DB’s February 27th report, “100mb/d peak oil market”, was both a landmark and a disappointment. A landmark because important people pay attention to DB and because they became the first to question the conventional wisdom of range-bound oil prices. A disappointment because they pulled their punches on where they really think oil prices may go.
On Wednesday, DB had a conference call to discuss the report. The first two questioners were an Exxon Mobil (XOM) executive and a Treasury Department official. In other words, The-Powers-That-Be were paying attention. Why the fuss? Well, it was a little like the Pope saying there may not be a God after all. $150 oil by 2010.
Heresy? Not so fast. DB, not wanting to offend clients’ comfort zones, modestly suggested they were only playing with an idea, not making a prediction. A DB analyst ended the call by saying that maybe their next intellectual excursion would explore the reasons why the oil price might drop to $30.
DB made some good points that might be news to the mainstream but probably not to my readers:
1. The U.S. economy wrung a lot of oil-intensiveness out during the ’70s oil shock when it took oil out of electricity generation and U.S. industry became much more oil-efficient. Those savings cannot be replicated no matter how high the oil price goes.
2. On the other hand, U.S. transportation is vastly inefficient and thus can and will reduce oil use as prices rise. This is the most significant available source of oil savings in the OECD world. Of course, DB probably meant to say “cars” rather than “transport”, since trucks which use 1/3rd of transport fuel do not have the same savings potential that cars do.
3. On the third hand (they are economists, after all) higher oil prices seem to have caused lower production of oil, not higher - the very subject we recently discussed here. We’ll come back to this point.
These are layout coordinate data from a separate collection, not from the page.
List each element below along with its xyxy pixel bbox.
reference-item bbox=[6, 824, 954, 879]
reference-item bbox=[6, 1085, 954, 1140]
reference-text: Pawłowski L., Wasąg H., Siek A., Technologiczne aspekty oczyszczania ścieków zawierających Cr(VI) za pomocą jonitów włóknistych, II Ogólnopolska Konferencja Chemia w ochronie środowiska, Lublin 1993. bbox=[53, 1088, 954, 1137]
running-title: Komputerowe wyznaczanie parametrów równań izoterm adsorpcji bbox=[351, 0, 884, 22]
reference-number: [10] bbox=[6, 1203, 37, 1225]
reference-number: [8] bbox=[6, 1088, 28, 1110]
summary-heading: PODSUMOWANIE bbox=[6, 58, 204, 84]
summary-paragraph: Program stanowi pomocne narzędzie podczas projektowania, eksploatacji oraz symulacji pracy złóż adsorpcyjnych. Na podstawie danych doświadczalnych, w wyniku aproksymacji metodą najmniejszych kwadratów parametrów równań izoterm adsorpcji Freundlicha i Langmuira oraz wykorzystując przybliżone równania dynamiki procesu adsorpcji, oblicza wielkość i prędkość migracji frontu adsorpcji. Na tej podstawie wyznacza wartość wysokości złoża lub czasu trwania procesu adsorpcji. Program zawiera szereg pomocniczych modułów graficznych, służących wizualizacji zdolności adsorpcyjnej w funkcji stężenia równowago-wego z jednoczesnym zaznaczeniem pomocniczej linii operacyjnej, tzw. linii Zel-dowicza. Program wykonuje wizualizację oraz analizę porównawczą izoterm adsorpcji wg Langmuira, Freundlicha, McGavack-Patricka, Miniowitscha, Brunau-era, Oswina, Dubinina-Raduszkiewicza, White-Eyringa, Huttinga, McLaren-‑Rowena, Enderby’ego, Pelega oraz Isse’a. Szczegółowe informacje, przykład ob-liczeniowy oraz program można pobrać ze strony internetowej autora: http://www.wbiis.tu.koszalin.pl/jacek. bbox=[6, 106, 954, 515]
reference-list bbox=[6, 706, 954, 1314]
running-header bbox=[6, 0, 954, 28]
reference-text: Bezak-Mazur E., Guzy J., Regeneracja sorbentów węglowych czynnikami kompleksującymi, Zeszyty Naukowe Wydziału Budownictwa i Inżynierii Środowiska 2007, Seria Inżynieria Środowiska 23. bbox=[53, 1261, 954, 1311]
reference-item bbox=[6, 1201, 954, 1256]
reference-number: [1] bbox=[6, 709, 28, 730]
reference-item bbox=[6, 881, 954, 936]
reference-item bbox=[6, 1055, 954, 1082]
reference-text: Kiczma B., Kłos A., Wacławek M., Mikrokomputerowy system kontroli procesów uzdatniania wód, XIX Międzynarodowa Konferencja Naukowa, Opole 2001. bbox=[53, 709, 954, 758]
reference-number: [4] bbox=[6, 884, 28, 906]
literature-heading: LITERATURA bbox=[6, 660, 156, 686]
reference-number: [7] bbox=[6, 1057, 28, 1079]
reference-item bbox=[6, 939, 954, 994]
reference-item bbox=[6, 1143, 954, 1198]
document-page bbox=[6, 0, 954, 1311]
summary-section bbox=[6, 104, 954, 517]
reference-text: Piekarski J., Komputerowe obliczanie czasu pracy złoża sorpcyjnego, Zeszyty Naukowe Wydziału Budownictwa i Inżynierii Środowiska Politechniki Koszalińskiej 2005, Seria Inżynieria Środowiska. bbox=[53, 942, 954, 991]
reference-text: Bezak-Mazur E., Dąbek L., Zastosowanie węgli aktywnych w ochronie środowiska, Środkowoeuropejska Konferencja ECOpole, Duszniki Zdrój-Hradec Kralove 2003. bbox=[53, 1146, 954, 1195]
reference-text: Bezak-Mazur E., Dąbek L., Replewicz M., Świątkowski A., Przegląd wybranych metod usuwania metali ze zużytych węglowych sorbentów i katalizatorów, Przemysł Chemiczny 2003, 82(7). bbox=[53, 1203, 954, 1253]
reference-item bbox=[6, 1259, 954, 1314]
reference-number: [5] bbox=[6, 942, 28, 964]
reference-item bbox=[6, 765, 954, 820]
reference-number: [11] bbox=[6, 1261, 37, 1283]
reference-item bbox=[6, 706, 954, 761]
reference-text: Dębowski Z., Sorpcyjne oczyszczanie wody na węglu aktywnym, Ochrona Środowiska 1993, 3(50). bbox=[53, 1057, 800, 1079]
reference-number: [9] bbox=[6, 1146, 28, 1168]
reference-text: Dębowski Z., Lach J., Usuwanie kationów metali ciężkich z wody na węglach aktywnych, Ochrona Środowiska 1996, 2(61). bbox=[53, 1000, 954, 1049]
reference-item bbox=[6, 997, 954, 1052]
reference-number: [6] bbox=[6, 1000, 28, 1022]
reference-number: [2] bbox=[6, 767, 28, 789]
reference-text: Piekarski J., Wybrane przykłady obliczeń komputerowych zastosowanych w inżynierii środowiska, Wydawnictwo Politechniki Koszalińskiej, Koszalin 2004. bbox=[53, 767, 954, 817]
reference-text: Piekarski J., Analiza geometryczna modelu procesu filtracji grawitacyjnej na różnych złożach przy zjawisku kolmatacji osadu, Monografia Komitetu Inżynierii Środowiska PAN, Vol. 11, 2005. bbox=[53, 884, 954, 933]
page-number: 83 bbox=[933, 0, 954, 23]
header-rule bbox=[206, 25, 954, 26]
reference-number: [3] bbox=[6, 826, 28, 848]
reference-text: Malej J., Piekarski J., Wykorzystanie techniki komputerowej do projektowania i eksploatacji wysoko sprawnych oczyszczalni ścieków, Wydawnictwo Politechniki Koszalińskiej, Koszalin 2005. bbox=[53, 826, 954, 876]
4. The greatest demand destruction from higher oil prices will be in India, China and the developing world other than oil exporters. It will cut their growth rates down by several percentage points. Sad to say DB fails to understand or at least take any note of the fact that the cruelest, if not largest, impact of higher oil prices is on poor people and poor countries around the world.
The Deutsche Bank thesis was not a prediction of supply, demand and price. Rather they said, “Look, it’s pretty clear that oil demand unconstrained by price could easily reach 100 mb/d by 2015. All liquids supply, assuming a 5% global decline rate, might also get to 100 mb/d by then. What’s the price that would destroy sufficient demand going forward so that we could live with 100 mb/d “peak”?
Without exploring alternatives they suggest that $150 might be that price and they say we may reach that price by 2010. $150 by 2010 seems to be a simple extrapolation of their view of the oil price curve of recent years. The essential idea seems to be that a $150 price is sufficient to cause the savings that the U.S. car market is capable of providing and also to squeeze substantial growth out of Chindia and related economies (but not those of the oil exporters, which we know are also growing like mad).
Why not $125 or $250? Because $150 puts oil at 10% of U.S. GDP. Why is 10% magic, not 9% or 20%? Who knows? There was a suggestion of science to DB’s use of this number, but I suspect even they would admit it was really pretty arbitrary.
Their conclusion seems to be that $150 oil could be some sort of equilibrium price that makes the world hunky-dory. Demand growth will collapse, mostly in Chindia and in the U.S. Supply might keep growing enough to meet a slowed demand requirement.
Not really much meat there.
Actually, if you read between the lines, DB is well aware that the “scenario” does not make much sense. They freely admit that if their observation #3 above is correct(essentially it’s my hoarding thesis and what they call the “second asymmetry”), then the likelihood of production ever reaching 100 mb/d is not great. In fact, they admit that even if hoarding were not becoming the guiding economic theory of oil exporting countries the world has never produced as much oil as will be required in coming years, given their assumption of a 5% decline rate.
Among the facts they ignore is that much of the increase in liquids supply will be oil that has a very low EROI compared with the past. Thus it will require a great deal of oil to make the new oil. That includes deep off-shore fields, CTL, tar sands, and biofuels. Thus, as was recently discussed here, the increase in supply causes its own dedicated increase in demand, resulting in far less effective new supply than the simple supply numbers appear to indicate.
So in effect, this report by DB is the first gentle nudge out of the nest for mainstream thinking on peak oil. It goes so far as to suggest that $100 is by no means a price ceiling and that at some point in the foreseeable future a peak in production will be reached.
But Deutsche Bank did not choose to follow the thought to its logical conclusions. DB seems to be saying the world was not created in one day and they feel their report did enough heavy lifting already. It is for someone else to completely remove the cobwebs from the eyes of conventional wisdom regarding peak oil. This was a start.